Perícia não encontra pólvora na mão de promotor argentino

Segundo responsável pelas investigações, é difícil detectar pólvora nas mãos quando se usa uma arma de calibre 22. "Não descarto a indução ou instigação ao suicídio", afirma.

Exames de perícia não revelaram a existência de pólvora nas mãos do promotor Alberto Nisman, confirmou nesta terça-feira (20/01) a promotora encarregada do caso, Viviana Fein, que, apesar disso, mantém o suicídio como hipótese principal.

"Quando recolheram as partículas de resíduos das mãos de Nisman, por ser tão ínfima e pequena a quantidade que se podia recuperar, não foi possível obter um resultado positivo. É um resultado esperado. Isso não descarta que Nisman tenha feito o disparo", declarou Fein à emissora Mitre, de Buenos Aires.

O corpo do promotor, encontrado sem vida no domingo, no banheiro do seu apartamento, apresentava um ferimento de bala na cabeça. Ao lado do cadáver foi encontrada uma pistola calibre 22 que, um dia antes e a pedido de Nisman, lhe havia sido entregue por um funcionário da promotoria, segundo Fein.

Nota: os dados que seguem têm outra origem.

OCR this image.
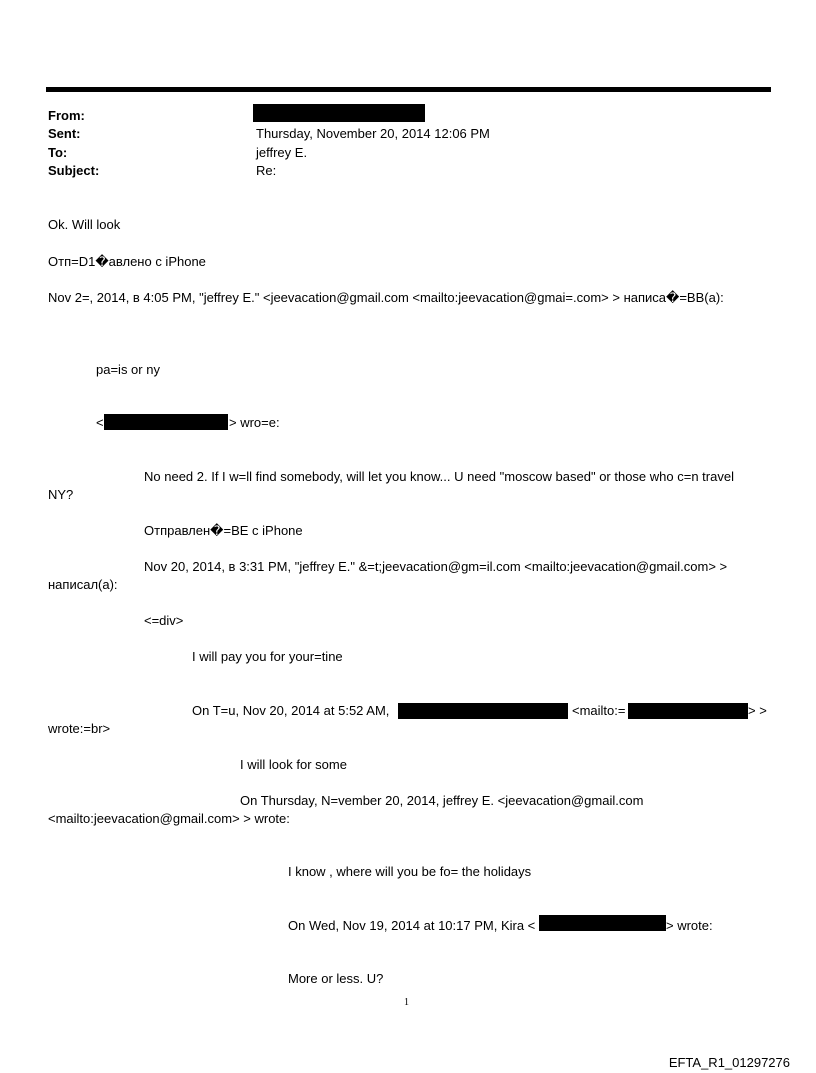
From:
Sent:	Thursday, November 20, 2014 12:06 PM
To:	jeffrey E.
Subject:	Re:
Ok. Will look
Отп=D1�авлено с iPhone
Nov 2=, 2014, в 4:05 PM, "jeffrey E." <jeevacation@gmail.com <mailto:jeevacation@gmai=.com> > написа�=BB(a):
pa=is or ny
<	> wro=e:
No need 2. If I w=ll find somebody, will let you know... U need "moscow based" or those who c=n travel
NY?
Отправлен�=BE с iPhone
Nov 20, 2014, в 3:31 PM, "jeffrey E." &=t;jeevacation@gm=il.com <mailto:jeevacation@gmail.com> >
написал(а):
<=div>
I will pay you for your=tine
On T=u, Nov 20, 2014 at 5:52 AM,	<mailto:=	> >
wrote:=br>
I will look for some
On Thursday, N=vember 20, 2014, jeffrey E. <jeevacation@gmail.com
<mailto:jeevacation@gmail.com> > wrote:
I know , where will you be fo= the holidays
On Wed, Nov 19, 2014 at 10:17 PM, Kira <	> wrote:
More or less. U?
1
EFTA_R1_01297276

Quem entregou a arma a Nisman trabalhava na promotoria desde 2007, no setor de informática, disse Fein. "Essa pessoa trabalhava tanto na unidade [de investigações] como na residência de Nisman. Era uma pessoa muito próxima."

Segundo a promotora, a autópsia determinou "de maneira categórica" que Nisman disparou a arma encontrada ao lado de seu corpo. Ela disse investigar se o promotor foi instigado a se suicidar ou se estava "sob pressão psicológica". Para isso, tenta descobrir se ele se encontrava em algum tratamento médico.

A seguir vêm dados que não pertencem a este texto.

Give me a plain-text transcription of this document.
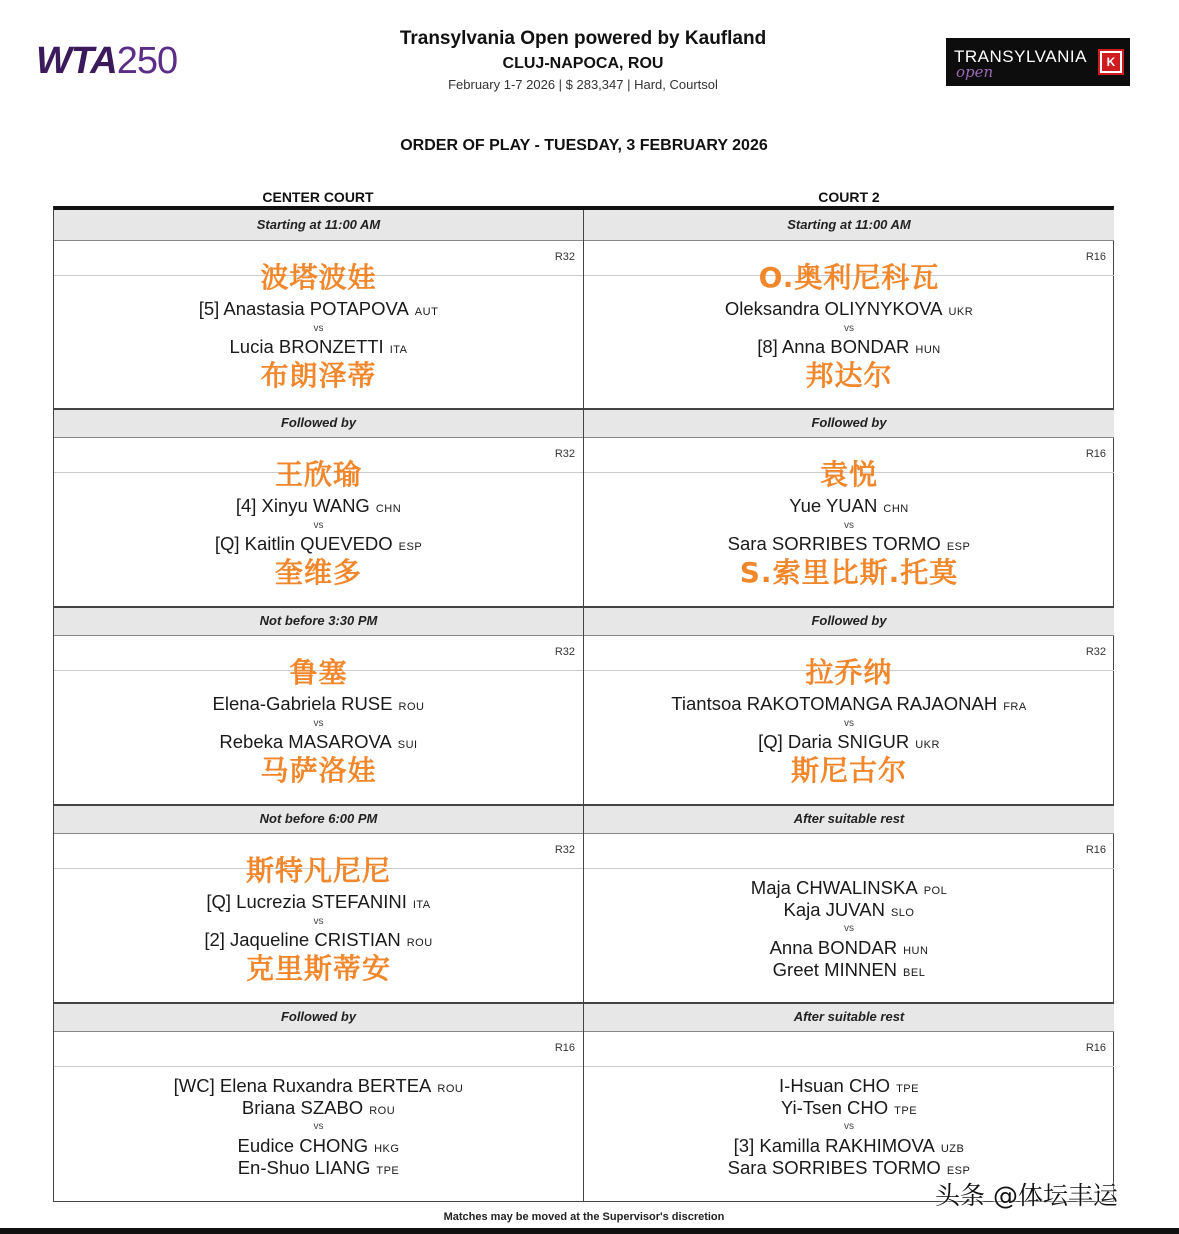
WTA250
Transylvania Open powered by Kaufland
CLUJ-NAPOCA, ROU
February 1-7 2026 | $ 283,347 | Hard, Courtsol
TRANSYLVANIA
open
K
ORDER OF PLAY - TUESDAY, 3 FEBRUARY 2026
CENTER COURT	COURT 2
Starting at 11:00 AM
R32
波塔波娃
[5] Anastasia POTAPOVA AUT
vs
Lucia BRONZETTI ITA
布朗泽蒂
Followed by
R32
王欣瑜
[4] Xinyu WANG CHN
vs
[Q] Kaitlin QUEVEDO ESP
奎维多
Not before 3:30 PM
R32
鲁塞
Elena-Gabriela RUSE ROU
vs
Rebeka MASAROVA SUI
马萨洛娃
Not before 6:00 PM
R32
斯特凡尼尼
[Q] Lucrezia STEFANINI ITA
vs
[2] Jaqueline CRISTIAN ROU
克里斯蒂安
Followed by
R16
[WC] Elena Ruxandra BERTEA ROU
Briana SZABO ROU
vs
Eudice CHONG HKG
En-Shuo LIANG TPE
Starting at 11:00 AM
R16
O.奥利尼科瓦
Oleksandra OLIYNYKOVA UKR
vs
[8] Anna BONDAR HUN
邦达尔
Followed by
R16
袁悦
Yue YUAN CHN
vs
Sara SORRIBES TORMO ESP
S.索里比斯.托莫
Followed by
R32
拉乔纳
Tiantsoa RAKOTOMANGA RAJAONAH FRA
vs
[Q] Daria SNIGUR UKR
斯尼古尔
After suitable rest
R16
Maja CHWALINSKA POL
Kaja JUVAN SLO
vs
Anna BONDAR HUN
Greet MINNEN BEL
After suitable rest
R16
I-Hsuan CHO TPE
Yi-Tsen CHO TPE
vs
[3] Kamilla RAKHIMOVA UZB
Sara SORRIBES TORMO ESP
Matches may be moved at the Supervisor's discretion
头条 @体坛丰运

"Não descarto a indução ou instigação [ao suicídio]. Minha função é continuar investigando e, dentro do possível, descobrir a verdade", afirmou.

Após oito anos de investigações, Nisman denunciou a presidente Cristina Fernández de Kirchner na quarta-feira passada. Ele considerou que um acordo firmado entre a Argentina e o Irã, em janeiro de 2013, incluía o acobertamento dos suspeitos dos atentados a um centro judaico em 1994, em troca de relações comerciais e fornecimento de petróleo, num momento em que a Argentina atravessa uma crise energética.

Nesta segunda-feira, Nisman deveria apresentar provas do envolvimento da presidente a deputados, em um depoimento a uma comissão do Congresso argentino. Além de Kirchner, ele também denunciara o ministro do Exterior, Héctor Timerman, o deputado situacionista Andrés Larroque e dois dirigentes políticos.